These visualizations show the impact that my marketing efforts have had on CAC's channels.
These charts were populated by real data, visualized in Claude, then fact checked.
I found the social media engagement metrics to be particularly interesting. We can see how we had organic growth for Membership May and Artful Adventure, and then a steady rise as I deployed my holistic Cuisine Art Cocktails campaign. We can also see the natural lull in January (typical for nonprofits after the year-end boost), followed by a dramatic upswing. I was surprised at how aggressive the growth was after January, but this coincided with an organizational transition period where I began to have more comprehensive influence over Contemporary Arts Center's marketing strategy.
Email performance tells a similar story, with more of a steady improvement in both open rate and CTR. The latter is particularly difficult to move the needle on, so I am proud to see my efforts paying off there. After a serious email strategy audit in August, I used data from Bloomerang (our CRM and email platform) to analyze what kind of emails were most successful, and what delivery times had the most success in opens and click through. After analyzing this data I was able to put forth a more insights-based approach, rather than an assumptions-based or urgency-based approach.
Website engagement is a bit more nuanced to dissect. We can start with the baseline of engagement rate (inverse of bounce rate) and return visits, which partially adhere to the hills and valleys of the aforementioned events, and steady growth along my tenure.
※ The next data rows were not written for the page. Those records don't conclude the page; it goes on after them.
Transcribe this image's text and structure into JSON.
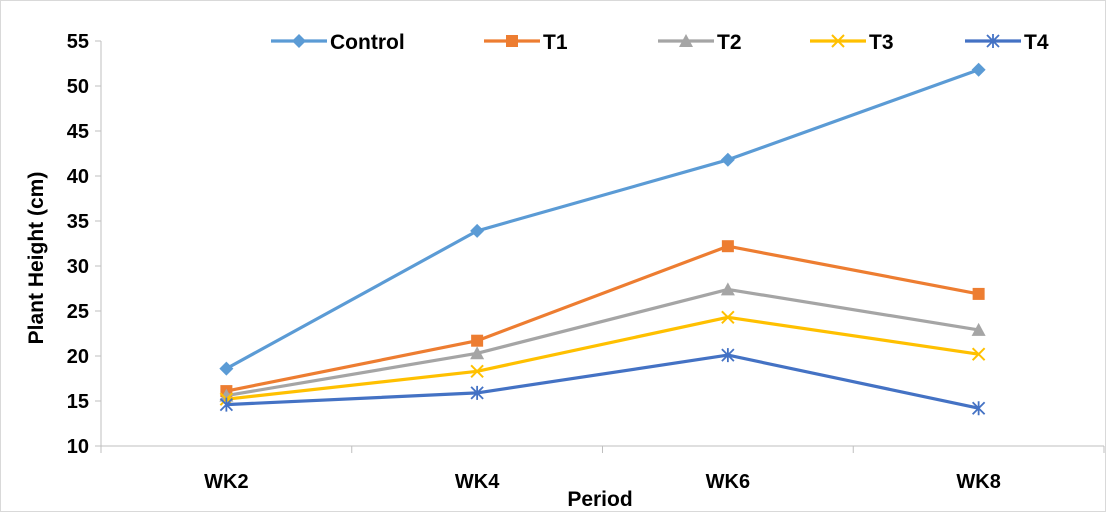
{
  "chart_data": {
    "type": "line",
    "categories": [
      "WK2",
      "WK4",
      "WK6",
      "WK8"
    ],
    "series": [
      {
        "name": "Control",
        "values": [
          18.6,
          33.9,
          41.8,
          51.8
        ],
        "color": "#5B9BD5",
        "marker": "diamond"
      },
      {
        "name": "T1",
        "values": [
          16.1,
          21.7,
          32.2,
          26.9
        ],
        "color": "#ED7D31",
        "marker": "square"
      },
      {
        "name": "T2",
        "values": [
          15.6,
          20.3,
          27.4,
          22.9
        ],
        "color": "#A5A5A5",
        "marker": "triangle"
      },
      {
        "name": "T3",
        "values": [
          15.2,
          18.3,
          24.3,
          20.2
        ],
        "color": "#FFC000",
        "marker": "x"
      },
      {
        "name": "T4",
        "values": [
          14.6,
          15.9,
          20.1,
          14.2
        ],
        "color": "#4472C4",
        "marker": "star"
      }
    ],
    "xlabel": "Period",
    "ylabel": "Plant Height (cm)",
    "ylim": [
      10,
      55
    ],
    "yticks": [
      10,
      15,
      20,
      25,
      30,
      35,
      40,
      45,
      50,
      55
    ],
    "grid": false,
    "legend_position": "top"
  }
}
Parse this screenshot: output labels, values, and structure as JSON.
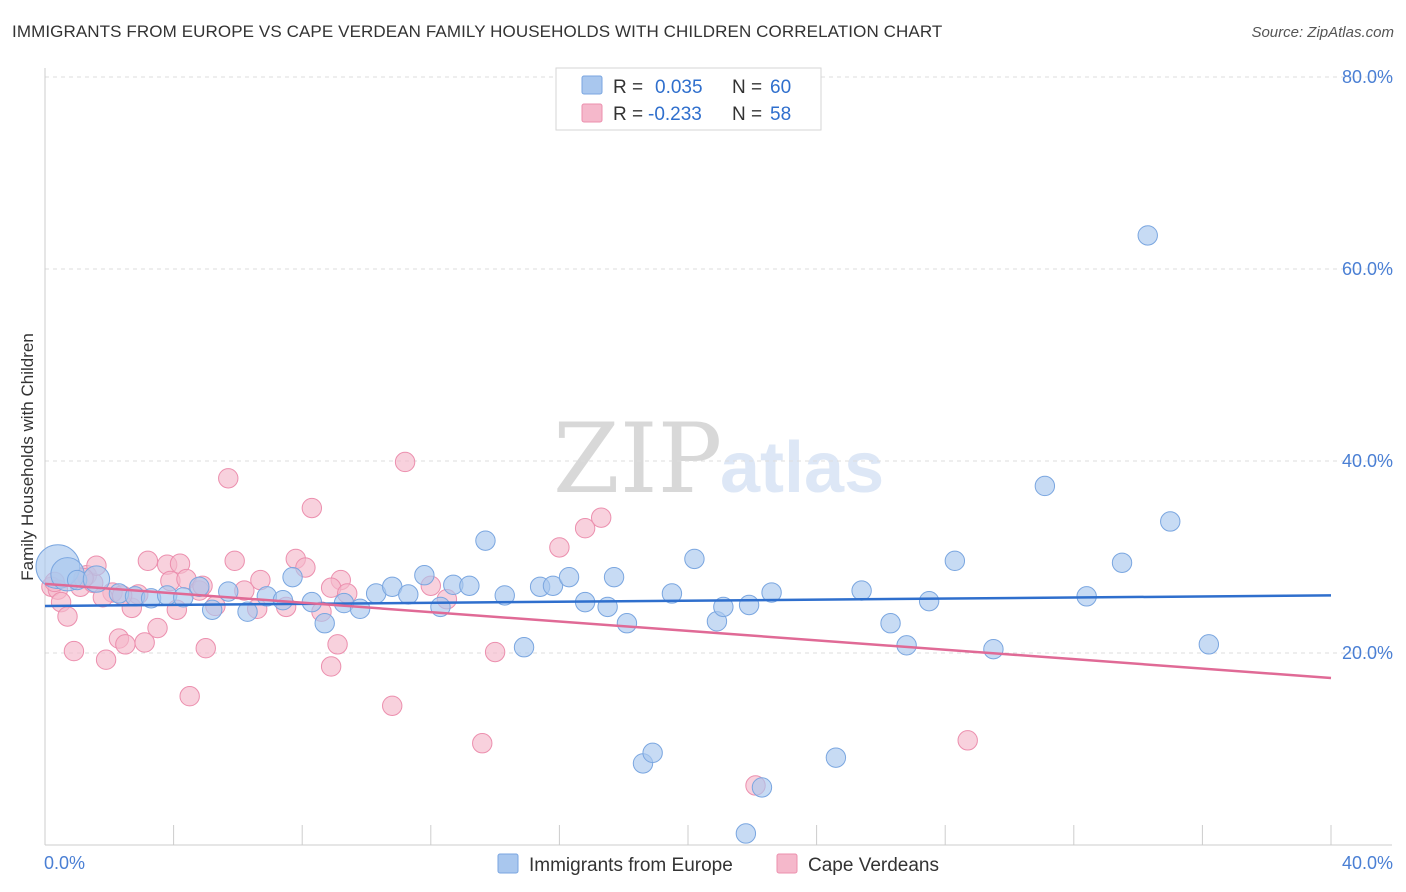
{
  "header": {
    "title": "IMMIGRANTS FROM EUROPE VS CAPE VERDEAN FAMILY HOUSEHOLDS WITH CHILDREN CORRELATION CHART",
    "source": "Source: ZipAtlas.com"
  },
  "watermark": {
    "zip": "ZIP",
    "atlas": "atlas"
  },
  "colors": {
    "blue_fill": "#a9c7ee",
    "blue_stroke": "#7aa6e0",
    "blue_line": "#2f6fcd",
    "pink_fill": "#f5b8cb",
    "pink_stroke": "#ec8fae",
    "pink_line": "#e06a96",
    "axis_text": "#4a7fd4",
    "grid": "#dddddd"
  },
  "stats_legend": {
    "rows": [
      {
        "r_label": "R =",
        "r_value": "0.035",
        "n_label": "N =",
        "n_value": "60"
      },
      {
        "r_label": "R =",
        "r_value": "-0.233",
        "n_label": "N =",
        "n_value": "58"
      }
    ]
  },
  "chart_data": {
    "type": "scatter",
    "title": "IMMIGRANTS FROM EUROPE VS CAPE VERDEAN FAMILY HOUSEHOLDS WITH CHILDREN CORRELATION CHART",
    "xlabel": "",
    "ylabel": "Family Households with Children",
    "xlim": [
      0,
      40
    ],
    "ylim": [
      0,
      80
    ],
    "x_tick_labels": [
      "0.0%",
      "40.0%"
    ],
    "y_ticks": [
      20,
      40,
      60,
      80
    ],
    "y_tick_labels": [
      "20.0%",
      "40.0%",
      "60.0%",
      "80.0%"
    ],
    "legend": [
      "Immigrants from Europe",
      "Cape Verdeans"
    ],
    "series": [
      {
        "name": "Immigrants from Europe",
        "r": 0.035,
        "n": 60,
        "trend": {
          "x": [
            0,
            40
          ],
          "y": [
            24.9,
            26.0
          ]
        },
        "points": [
          [
            0.4,
            29.0,
            24
          ],
          [
            0.7,
            28.2,
            18
          ],
          [
            1.0,
            27.6,
            10
          ],
          [
            1.6,
            27.7,
            14
          ],
          [
            2.3,
            26.2,
            10
          ],
          [
            2.8,
            25.9,
            10
          ],
          [
            3.3,
            25.7,
            10
          ],
          [
            3.8,
            26.0,
            10
          ],
          [
            4.3,
            25.8,
            10
          ],
          [
            4.8,
            26.9,
            10
          ],
          [
            5.2,
            24.5,
            10
          ],
          [
            5.7,
            26.4,
            10
          ],
          [
            6.3,
            24.3,
            10
          ],
          [
            6.9,
            25.9,
            10
          ],
          [
            7.4,
            25.5,
            10
          ],
          [
            7.7,
            27.9,
            10
          ],
          [
            8.3,
            25.3,
            10
          ],
          [
            8.7,
            23.1,
            10
          ],
          [
            9.3,
            25.2,
            10
          ],
          [
            9.8,
            24.6,
            10
          ],
          [
            10.3,
            26.2,
            10
          ],
          [
            10.8,
            26.9,
            10
          ],
          [
            11.3,
            26.1,
            10
          ],
          [
            11.8,
            28.1,
            10
          ],
          [
            12.3,
            24.8,
            10
          ],
          [
            12.7,
            27.1,
            10
          ],
          [
            13.2,
            27.0,
            10
          ],
          [
            13.7,
            31.7,
            10
          ],
          [
            14.3,
            26.0,
            10
          ],
          [
            14.9,
            20.6,
            10
          ],
          [
            15.4,
            26.9,
            10
          ],
          [
            15.8,
            27.0,
            10
          ],
          [
            16.3,
            27.9,
            10
          ],
          [
            16.8,
            25.3,
            10
          ],
          [
            17.5,
            24.8,
            10
          ],
          [
            17.7,
            27.9,
            10
          ],
          [
            18.1,
            23.1,
            10
          ],
          [
            18.6,
            8.5,
            10
          ],
          [
            18.9,
            9.6,
            10
          ],
          [
            19.5,
            26.2,
            10
          ],
          [
            20.2,
            29.8,
            10
          ],
          [
            20.9,
            23.3,
            10
          ],
          [
            21.1,
            24.8,
            10
          ],
          [
            21.8,
            1.2,
            10
          ],
          [
            21.9,
            25.0,
            10
          ],
          [
            22.3,
            6.0,
            10
          ],
          [
            22.6,
            26.3,
            10
          ],
          [
            24.6,
            9.1,
            10
          ],
          [
            25.4,
            26.5,
            10
          ],
          [
            26.3,
            23.1,
            10
          ],
          [
            26.8,
            20.8,
            10
          ],
          [
            27.5,
            25.4,
            10
          ],
          [
            28.3,
            29.6,
            10
          ],
          [
            29.5,
            20.4,
            10
          ],
          [
            31.1,
            37.4,
            10
          ],
          [
            32.4,
            25.9,
            10
          ],
          [
            33.5,
            29.4,
            10
          ],
          [
            34.3,
            63.5,
            10
          ],
          [
            35.0,
            33.7,
            10
          ],
          [
            36.2,
            20.9,
            10
          ]
        ]
      },
      {
        "name": "Cape Verdeans",
        "r": -0.233,
        "n": 58,
        "trend": {
          "x": [
            0,
            40
          ],
          "y": [
            27.2,
            17.4
          ]
        },
        "points": [
          [
            0.2,
            26.9,
            10
          ],
          [
            0.4,
            26.6,
            10
          ],
          [
            0.5,
            25.3,
            10
          ],
          [
            0.7,
            23.8,
            10
          ],
          [
            0.9,
            20.2,
            10
          ],
          [
            1.1,
            26.9,
            10
          ],
          [
            1.3,
            28.1,
            10
          ],
          [
            1.5,
            27.3,
            10
          ],
          [
            1.6,
            29.1,
            10
          ],
          [
            1.9,
            19.3,
            10
          ],
          [
            2.1,
            26.3,
            10
          ],
          [
            2.3,
            21.5,
            10
          ],
          [
            2.5,
            20.9,
            10
          ],
          [
            2.7,
            24.7,
            10
          ],
          [
            2.9,
            26.1,
            10
          ],
          [
            3.1,
            21.1,
            10
          ],
          [
            3.2,
            29.6,
            10
          ],
          [
            3.5,
            22.6,
            10
          ],
          [
            3.8,
            29.2,
            10
          ],
          [
            3.9,
            27.5,
            10
          ],
          [
            4.1,
            24.5,
            10
          ],
          [
            4.2,
            29.3,
            10
          ],
          [
            4.4,
            27.7,
            10
          ],
          [
            4.5,
            15.5,
            10
          ],
          [
            4.8,
            26.5,
            10
          ],
          [
            5.0,
            20.5,
            10
          ],
          [
            5.3,
            24.9,
            10
          ],
          [
            5.7,
            38.2,
            10
          ],
          [
            5.9,
            29.6,
            10
          ],
          [
            6.2,
            26.5,
            10
          ],
          [
            6.7,
            27.6,
            10
          ],
          [
            7.5,
            24.8,
            10
          ],
          [
            7.8,
            29.8,
            10
          ],
          [
            8.1,
            28.9,
            10
          ],
          [
            8.3,
            35.1,
            10
          ],
          [
            8.6,
            24.3,
            10
          ],
          [
            8.9,
            18.6,
            10
          ],
          [
            9.1,
            20.9,
            10
          ],
          [
            9.2,
            27.6,
            10
          ],
          [
            8.9,
            26.8,
            10
          ],
          [
            10.8,
            14.5,
            10
          ],
          [
            11.2,
            39.9,
            10
          ],
          [
            12.0,
            27.0,
            10
          ],
          [
            12.5,
            25.6,
            10
          ],
          [
            13.6,
            10.6,
            10
          ],
          [
            14.0,
            20.1,
            10
          ],
          [
            16.0,
            31.0,
            10
          ],
          [
            16.8,
            33.0,
            10
          ],
          [
            17.3,
            34.1,
            10
          ],
          [
            22.1,
            6.2,
            10
          ],
          [
            28.7,
            10.9,
            10
          ],
          [
            1.2,
            27.8,
            10
          ],
          [
            2.4,
            26.0,
            10
          ],
          [
            4.9,
            27.0,
            10
          ],
          [
            6.6,
            24.6,
            10
          ],
          [
            0.3,
            27.4,
            10
          ],
          [
            9.4,
            26.2,
            10
          ],
          [
            1.8,
            25.8,
            10
          ]
        ]
      }
    ]
  }
}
However there is more variation along the way, and once we tie in pages per session things get interesting. I conducted two phases of bold, data-backed changes to our website navigation, and you can see the ripple effects here. After the first wave in August, which coincides with the buid up to Cuisine Art Cocktails and year-end giving, we generally have people wanting to spend more time on the website and return to it. But after my second wave of edits, you can see that pages per session actually dipped back down – because people were finding relevant pages faster, with less clicks.